Perhaps more importantly, it charges your Android device while in use, something that the previous generation model did not offer. Unlike that one, it allows you to use your smartphone as an additional screen. It also offers copy/cut and paste as well as drag and drop across the platform.
You will need to install a small executable file that is located on the device itself. Otherwise it will only behave like a standard (expensive) cable. You will need to enable Developer Options in newer smartphones by clicking seven times on the “build number” menu.
Subsequently, you will need to allow USB debugging which is how the KMC6105 works its magic. The installation process will also download the device’s driver where necessary. Note that the device carries a standard two-year warranty and is USB 2.0 only.
The Android OS Mirroring and KM sharing cable is on sale at Lindy for £24.96.

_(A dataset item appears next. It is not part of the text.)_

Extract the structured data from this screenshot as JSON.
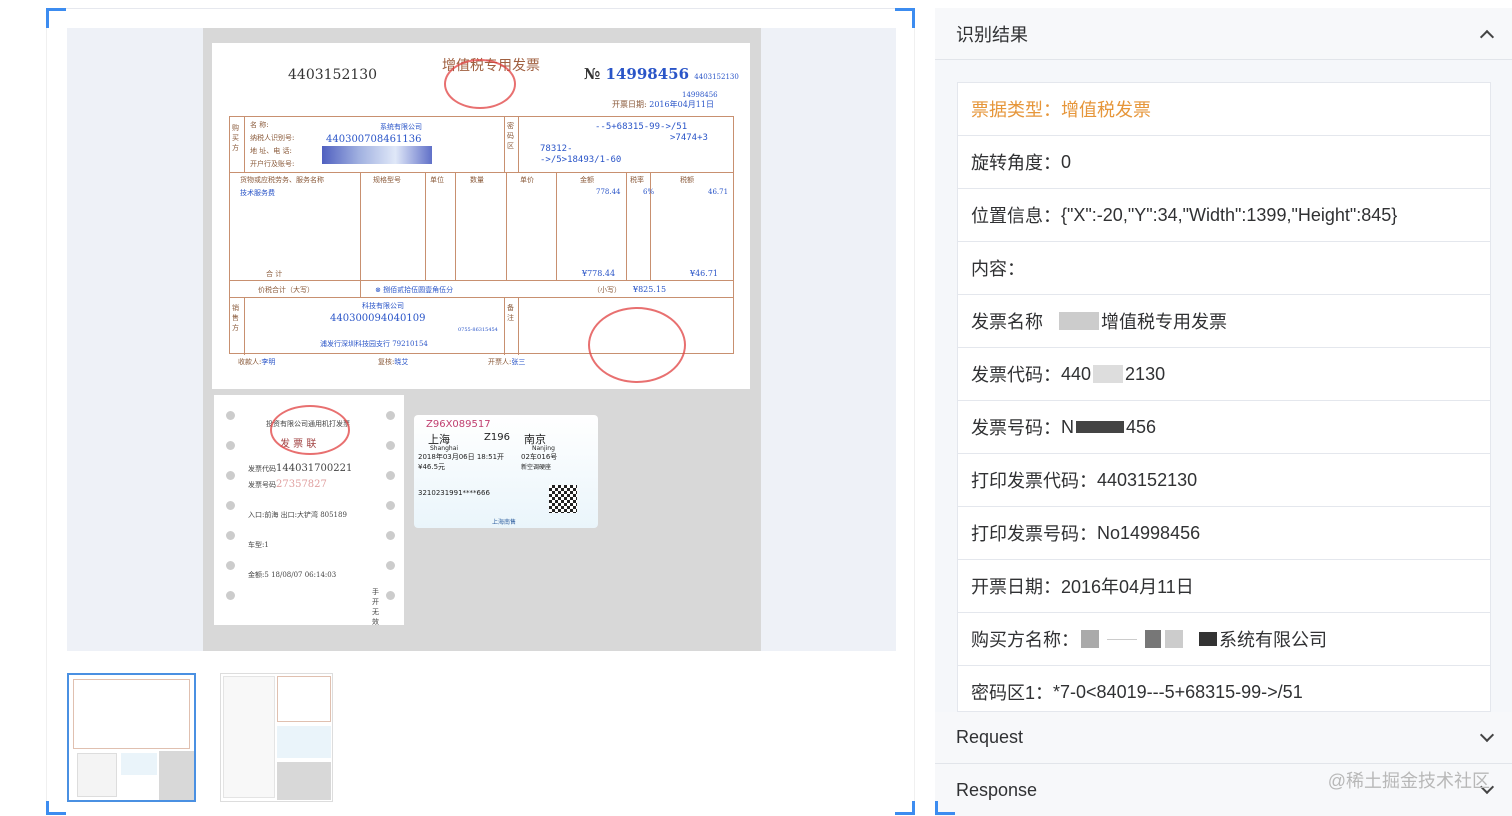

Audio has historically never been a forte for laptops and that hasn’t changed for Ultrabooks especially for those at the lower end of the spectrum (one might even say that it became worse).
Which is why something like an external sound card comes in quite handy. USB devices in general usually carry a performance penalty mostly because they use the host’s processing power.
They also have a small impact on the battery life. However, given how powerful the recent crop of Intel-based processors has been, that shouldn’t be an issue.
The ICUSBAUDIOMH External USB Card lets you add an S/PDIF digital audio output or a standard 3.5mm analog audio connection to your system through USB and essentially adds a 5.1 sound card.
The device, which is about the size of a lighter, has two 3.5-inch jacks for headphone and microphone (some Ultrabooks like the Lenovo Yoga 2 Pro only have one port).
Startech’s external card comes at the end of a rather long USB cable, uses a Via VT1630A chipset and is capable of sampling audio at up to 96kHz.
Available in black or white, it does support Sony’s PlayStation 3 gaming console and comes with a two-year warranty.
This USB Stereo Audio Adapter External Sound Card is available for sale at Startech.